UCLA

Metastasis occurs in one-third of clear cell renal cell carcinoma (ccRCC) patients and accounts for the majority of ccRCC-related deaths. Unfortunately, no therapy is available for this lethal disease because the molecular mechanism of metastasis is not fully understood. Although it has been known for 25 years that the loss of function of the VHL tumor suppressor gene is pathognomonic of RCC, its involvement in malignant progression remains elusive. Using a CRISPR/ Cas9 gene editing system and a mouse orthotopic implantation model, we previously found that the intratumoral heterogeneity of VHL expression is essential in ccRCC metastasis. Specifically, the VHL(-) cell population serves as the metastatic driver. Therefore, in this study, we sought to develop 1) a novel animal model of cooperative ccRCC metastasis and 2) small molecules with selective toxicity against the VHL(-) cells. For the first aim, we have utilized the chicken chorioallantoic membrane (CAM) model to establish a novel, cost- and labor-efficient animal model of cooperative metastasis, which almost perfectly recapitulated the characteristic phenomena observed in the mouse orthotopic implantation model. Using this model, we have also further explored exosome’s involvement in cooperative metastasis.For the second part of the project, we hypothesize that targeting the metastatic driver population, VHL(-), will effectively inhibit metastases. We have utilized high-throughput screening (HTS) for this purpose.

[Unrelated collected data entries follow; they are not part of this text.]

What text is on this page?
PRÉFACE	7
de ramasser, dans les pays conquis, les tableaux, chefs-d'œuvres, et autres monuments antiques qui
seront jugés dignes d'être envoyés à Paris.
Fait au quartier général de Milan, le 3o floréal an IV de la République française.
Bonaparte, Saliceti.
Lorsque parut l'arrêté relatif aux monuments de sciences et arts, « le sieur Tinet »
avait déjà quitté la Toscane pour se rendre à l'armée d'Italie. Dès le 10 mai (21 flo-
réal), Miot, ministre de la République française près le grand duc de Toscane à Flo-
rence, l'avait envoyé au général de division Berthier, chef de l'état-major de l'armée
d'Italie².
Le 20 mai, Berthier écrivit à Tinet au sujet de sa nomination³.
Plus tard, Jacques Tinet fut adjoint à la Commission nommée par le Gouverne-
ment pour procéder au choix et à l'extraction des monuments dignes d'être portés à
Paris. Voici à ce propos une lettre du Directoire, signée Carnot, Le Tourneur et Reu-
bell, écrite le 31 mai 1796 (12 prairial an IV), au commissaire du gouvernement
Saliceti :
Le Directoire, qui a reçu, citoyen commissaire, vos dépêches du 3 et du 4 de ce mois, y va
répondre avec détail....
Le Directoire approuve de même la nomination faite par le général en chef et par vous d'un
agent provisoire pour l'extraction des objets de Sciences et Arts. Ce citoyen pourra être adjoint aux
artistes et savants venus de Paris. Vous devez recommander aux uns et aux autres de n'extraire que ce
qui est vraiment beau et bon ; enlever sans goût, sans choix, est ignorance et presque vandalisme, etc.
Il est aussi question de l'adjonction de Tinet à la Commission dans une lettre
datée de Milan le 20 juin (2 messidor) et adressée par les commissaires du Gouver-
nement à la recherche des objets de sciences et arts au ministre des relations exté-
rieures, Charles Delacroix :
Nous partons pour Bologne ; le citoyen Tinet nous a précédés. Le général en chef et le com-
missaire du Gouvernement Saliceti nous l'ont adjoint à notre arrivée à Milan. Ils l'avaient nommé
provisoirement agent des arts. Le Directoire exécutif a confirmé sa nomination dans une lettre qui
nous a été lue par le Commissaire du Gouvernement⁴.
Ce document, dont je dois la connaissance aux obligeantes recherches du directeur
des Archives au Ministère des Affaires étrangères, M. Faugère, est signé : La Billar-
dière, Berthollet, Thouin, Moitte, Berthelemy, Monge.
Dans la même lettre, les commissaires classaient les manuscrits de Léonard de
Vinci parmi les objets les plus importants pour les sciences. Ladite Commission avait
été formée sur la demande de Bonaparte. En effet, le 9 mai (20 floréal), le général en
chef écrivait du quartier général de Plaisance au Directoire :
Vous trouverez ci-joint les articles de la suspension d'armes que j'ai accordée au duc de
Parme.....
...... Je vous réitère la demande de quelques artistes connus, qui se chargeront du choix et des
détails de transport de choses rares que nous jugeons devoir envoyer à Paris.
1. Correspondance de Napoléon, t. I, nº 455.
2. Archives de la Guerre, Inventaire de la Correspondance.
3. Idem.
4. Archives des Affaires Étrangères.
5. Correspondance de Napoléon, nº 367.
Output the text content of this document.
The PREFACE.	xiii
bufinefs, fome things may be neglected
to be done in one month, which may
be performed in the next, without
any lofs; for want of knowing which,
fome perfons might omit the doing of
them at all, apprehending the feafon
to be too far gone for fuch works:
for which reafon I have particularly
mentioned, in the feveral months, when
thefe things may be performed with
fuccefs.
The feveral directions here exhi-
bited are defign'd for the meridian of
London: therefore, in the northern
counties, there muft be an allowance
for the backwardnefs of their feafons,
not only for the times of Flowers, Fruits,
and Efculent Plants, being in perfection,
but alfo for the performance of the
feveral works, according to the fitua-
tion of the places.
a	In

A ratiometric black-box approach was employed to identify selective modulators of cell growth and survival of murine VHL(-) ccRCC cell lines with little to no effect on VHL(+) cells. Statins, the commonly used cholesterol-lowering drugs, showed up as hits. Dosage curves confirmed this result, and animal studies suggest its efficacy against ccRCC metastasis. The mechanism of action (MOA) is currently under investigation, but data implies that it may be distinct from statin's primary role as cholesterol-lowering. Strikingly, other metastatic cancer subtypes, such as triple-negative breast cancer (TNBC) and neuroendocrine prostate cancer (NEPC), were found to be more sensitive to statin treatment compared to their less aggressive counterparts. By investigating this further, we can potentially develop a pan-cancer small-molecule inhibitor of metastasis based on the FDA-approved, cheap, and widely available statins.